Janice Fialka, Fialka-Feldman’s mother, talks about her time being questioned during the lawsuit. She had the same stenographer her son had. The stenographer said her son also had a disability and that she also needed to start advocating according to Fialka.

“My response to her was even if we don’t win the lawsuit, we won,” Fialka said.

Throughout his fight with the Oakland administration, Micah drew support from other students and the Oakland University Student Congress, as well as different local and national disability rights activists.

Finally on Dec. 28, 2009, Judge Patrick Duggan ruled that Fialka-Feldman had the right to live on campus at Oakland. Next month, in January 2010, he was finally able to move onto campus for his final semester at Oakland. After years of fighting, he was finally able to call Oakland’s campus his home.

Looking forward

Fialka-Feldman was approached by Habib about the documentary in Washington D.C. after being appointed by former President Barack Obama to serve on a presidential committee to help create laws to help people with disabilities, and how to advocate for their rights.

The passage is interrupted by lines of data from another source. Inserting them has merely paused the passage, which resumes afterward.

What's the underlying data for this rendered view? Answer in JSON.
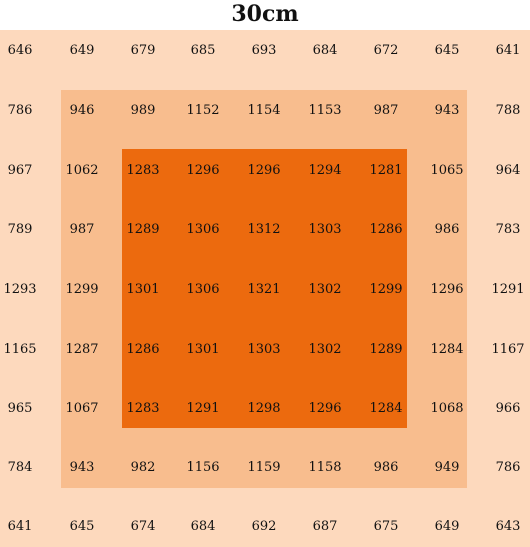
{
  "title": "30cm",
  "colors": {
    "outer": "#fdd9bd",
    "middle": "#f8bd8e",
    "inner": "#ec6a0e"
  },
  "grid": [
    [
      "646",
      "649",
      "679",
      "685",
      "693",
      "684",
      "672",
      "645",
      "641"
    ],
    [
      "786",
      "946",
      "989",
      "1152",
      "1154",
      "1153",
      "987",
      "943",
      "788"
    ],
    [
      "967",
      "1062",
      "1283",
      "1296",
      "1296",
      "1294",
      "1281",
      "1065",
      "964"
    ],
    [
      "789",
      "987",
      "1289",
      "1306",
      "1312",
      "1303",
      "1286",
      "986",
      "783"
    ],
    [
      "1293",
      "1299",
      "1301",
      "1306",
      "1321",
      "1302",
      "1299",
      "1296",
      "1291"
    ],
    [
      "1165",
      "1287",
      "1286",
      "1301",
      "1303",
      "1302",
      "1289",
      "1284",
      "1167"
    ],
    [
      "965",
      "1067",
      "1283",
      "1291",
      "1298",
      "1296",
      "1284",
      "1068",
      "966"
    ],
    [
      "784",
      "943",
      "982",
      "1156",
      "1159",
      "1158",
      "986",
      "949",
      "786"
    ],
    [
      "641",
      "645",
      "674",
      "684",
      "692",
      "687",
      "675",
      "649",
      "643"
    ]
  ]
}
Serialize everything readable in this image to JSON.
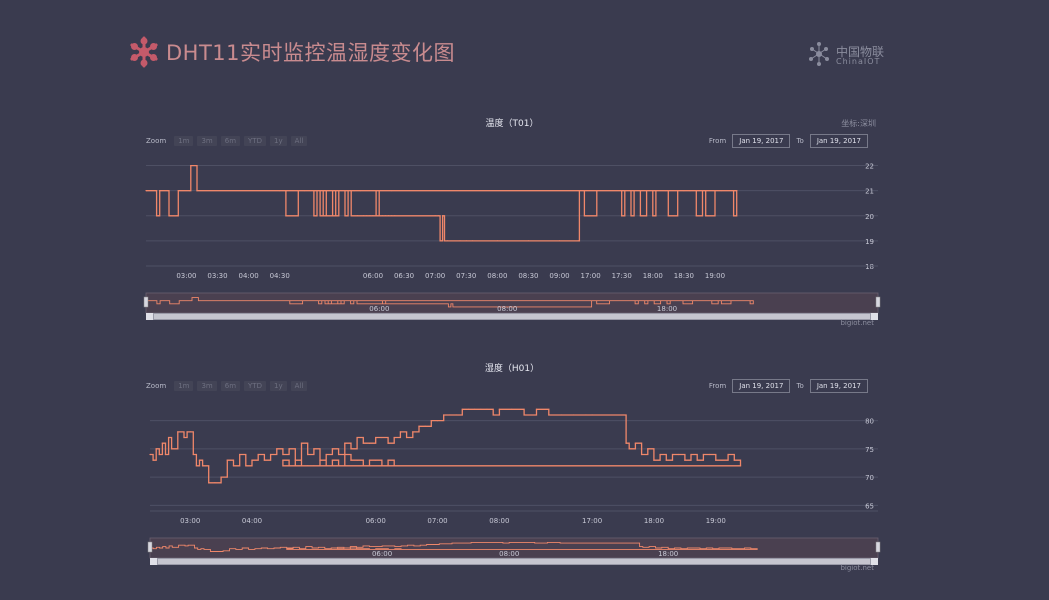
{
  "page": {
    "title": "DHT11实时监控温湿度变化图",
    "brand_cn": "中国物联",
    "brand_en": "ChinaIOT",
    "colors": {
      "background": "#3a3b4f",
      "line": "#f0876a",
      "accent": "#c45a6a",
      "grid": "#4e5064"
    }
  },
  "charts": [
    {
      "title": "温度（T01）",
      "subtitle": "坐标:深圳",
      "zoom": {
        "label": "Zoom",
        "buttons": [
          "1m",
          "3m",
          "6m",
          "YTD",
          "1y",
          "All"
        ]
      },
      "range": {
        "from_label": "From",
        "from": "Jan 19, 2017",
        "to_label": "To",
        "to": "Jan 19, 2017"
      },
      "credit": "bigiot.net",
      "navigator_ticks": [
        {
          "x": 6.0,
          "label": "06:00"
        },
        {
          "x": 8.0,
          "label": "08:00"
        },
        {
          "x": 18.0,
          "label": "18:00"
        }
      ]
    },
    {
      "title": "湿度（H01）",
      "subtitle": "",
      "zoom": {
        "label": "Zoom",
        "buttons": [
          "1m",
          "3m",
          "6m",
          "YTD",
          "1y",
          "All"
        ]
      },
      "range": {
        "from_label": "From",
        "from": "Jan 19, 2017",
        "to_label": "To",
        "to": "Jan 19, 2017"
      },
      "credit": "bigiot.net",
      "navigator_ticks": [
        {
          "x": 6.0,
          "label": "06:00"
        },
        {
          "x": 8.0,
          "label": "08:00"
        },
        {
          "x": 18.0,
          "label": "18:00"
        }
      ]
    }
  ],
  "chart_data": [
    {
      "type": "line",
      "title": "温度（T01）",
      "x_unit": "hour of day (Jan 19, 2017; axis has a break between 09:30 and 17:00)",
      "x_ticks": [
        "03:00",
        "03:30",
        "04:00",
        "04:30",
        "06:00",
        "06:30",
        "07:00",
        "07:30",
        "08:00",
        "08:30",
        "09:00",
        "17:00",
        "17:30",
        "18:00",
        "18:30",
        "19:00"
      ],
      "y_ticks": [
        18,
        19,
        20,
        21,
        22
      ],
      "ylim": [
        18,
        22.5
      ],
      "grid": true,
      "x": [
        2.35,
        2.5,
        2.52,
        2.55,
        2.57,
        2.7,
        2.72,
        2.85,
        2.87,
        3.05,
        3.07,
        3.15,
        3.17,
        4.8,
        5.0,
        5.05,
        5.1,
        5.2,
        5.25,
        5.35,
        5.45,
        5.55,
        5.6,
        5.65,
        5.75,
        5.85,
        5.9,
        5.95,
        6.0,
        6.05,
        6.1,
        6.15,
        6.2,
        6.25,
        6.3,
        6.35,
        7.0,
        7.05,
        7.08,
        7.1,
        7.12,
        7.15,
        7.2,
        7.4,
        7.5,
        7.6,
        8.0,
        8.5,
        9.0,
        9.3,
        9.32,
        9.4,
        9.6,
        10.0,
        10.05,
        10.15,
        10.2,
        10.3,
        10.4,
        10.5,
        10.55,
        10.7,
        10.75,
        10.9,
        11.0,
        11.1,
        11.2,
        11.3,
        11.35,
        11.5,
        11.6,
        11.8,
        11.85,
        12.0,
        12.1,
        12.3,
        12.4,
        12.6,
        12.65,
        12.9,
        13.0,
        13.2,
        13.3,
        13.55,
        13.6,
        13.8
      ],
      "y": [
        21,
        21,
        20,
        20,
        21,
        21,
        20,
        20,
        21,
        21,
        22,
        22,
        21,
        21,
        21,
        20,
        21,
        20,
        21,
        20,
        21,
        20,
        21,
        20,
        20,
        20,
        20,
        20,
        20,
        20,
        20,
        20,
        20,
        20,
        20,
        20,
        20,
        20,
        19,
        19,
        20,
        19,
        19,
        19,
        19,
        19,
        19,
        19,
        19,
        19,
        21,
        20,
        21,
        20,
        21,
        20,
        21,
        20,
        21,
        20,
        21,
        21,
        20,
        21,
        21,
        21,
        20,
        21,
        20,
        21,
        21,
        20,
        21,
        21,
        20,
        21,
        21,
        21,
        20,
        21,
        21,
        21,
        21,
        20,
        21,
        21
      ],
      "series": [
        {
          "values_ref": "y"
        }
      ]
    },
    {
      "type": "line",
      "title": "湿度（H01）",
      "x_unit": "hour of day (Jan 19, 2017; axis has a break between 09:30 and 17:00)",
      "x_ticks": [
        "03:00",
        "04:00",
        "06:00",
        "07:00",
        "08:00",
        "17:00",
        "18:00",
        "19:00"
      ],
      "y_ticks": [
        65,
        70,
        75,
        80
      ],
      "ylim": [
        64,
        84
      ],
      "grid": true,
      "x": [
        2.35,
        2.4,
        2.45,
        2.5,
        2.55,
        2.6,
        2.65,
        2.7,
        2.8,
        2.9,
        2.95,
        3.0,
        3.05,
        3.1,
        3.15,
        3.2,
        3.3,
        3.4,
        3.5,
        3.6,
        3.7,
        3.8,
        3.9,
        4.0,
        4.1,
        4.2,
        4.3,
        4.4,
        4.5,
        4.6,
        4.7,
        4.8,
        4.9,
        5.0,
        5.1,
        5.2,
        5.3,
        5.4,
        5.5,
        5.6,
        5.7,
        5.8,
        5.9,
        6.0,
        6.1,
        6.2,
        6.3,
        6.4,
        6.5,
        6.6,
        6.7,
        6.8,
        6.9,
        7.0,
        7.1,
        7.2,
        7.3,
        7.4,
        7.5,
        7.6,
        7.7,
        7.8,
        7.9,
        8.0,
        8.2,
        8.4,
        8.6,
        8.8,
        9.0,
        9.2,
        9.4,
        9.5,
        10.0,
        10.05,
        10.1,
        10.2,
        10.3,
        10.4,
        10.5,
        10.6,
        10.7,
        10.8,
        10.9,
        11.0,
        11.1,
        11.2,
        11.3,
        11.4,
        11.5,
        11.6,
        11.7,
        11.8,
        11.9,
        12.0,
        12.1,
        12.2,
        12.3,
        12.4,
        12.5,
        12.6,
        12.7,
        12.8,
        12.9,
        13.0,
        13.1,
        13.2,
        13.3,
        13.4,
        13.5,
        13.6,
        13.7,
        13.8
      ],
      "y": [
        74,
        73,
        75,
        74,
        76,
        74,
        77,
        75,
        78,
        77,
        78,
        78,
        74,
        72,
        73,
        72,
        69,
        69,
        70,
        73,
        72,
        74,
        72,
        73,
        74,
        73,
        74,
        75,
        74,
        75,
        73,
        76,
        74,
        75,
        73,
        74,
        75,
        74,
        76,
        75,
        77,
        76,
        76,
        77,
        77,
        76,
        77,
        78,
        77,
        78,
        79,
        79,
        80,
        80,
        81,
        81,
        81,
        82,
        82,
        82,
        82,
        82,
        81,
        82,
        82,
        81,
        82,
        81,
        81,
        81,
        81,
        81,
        81,
        76,
        75,
        76,
        74,
        75,
        73,
        74,
        73,
        74,
        74,
        73,
        74,
        73,
        74,
        74,
        73,
        73,
        74,
        73,
        72,
        73,
        72,
        73,
        72,
        72,
        72,
        73,
        72,
        73,
        72,
        74,
        73,
        73,
        72,
        73,
        73,
        72,
        73,
        72
      ]
    }
  ]
}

“Intelligent Lives” follows Fialka-Feldman over the course of three years as he works to get a non-degree certificate in disability studies from Syracuse University in New York. After graduating, he returned to Michigan for a brief period of time before landing a job as a teaching assistant at Syracuse University.

“I picked Syracuse because I knew Syracuse has been doing work in the field [of disabilities] since 1975, and I just knew that it was a great place,” Fialka-Feldman said.

The documentary also followed Fialka-Feldman and his love life. “Intelligent Lives” showcases his relationship with his then girlfriend, who Fialka-Feldman refers to as  Maggie, who also has an intellectual disability. Unlike Fialka-Feldman, who is his own guardian, Maggie’s parents were her guardian.

“Maggie and I are still friends,” Fialka-Feldman said. “It was just hard because her parents would have to pick her up at like 10 p.m. when I wanted her to stay.”

To end the screening Fialka ended with a poem about breathing.

“…Just breathe, the wind insisted,” she read. “Easy for you to say. The weight of injustice is not wrapped around your throat cutting off all air. I need you to breathe. I need you to breathe.”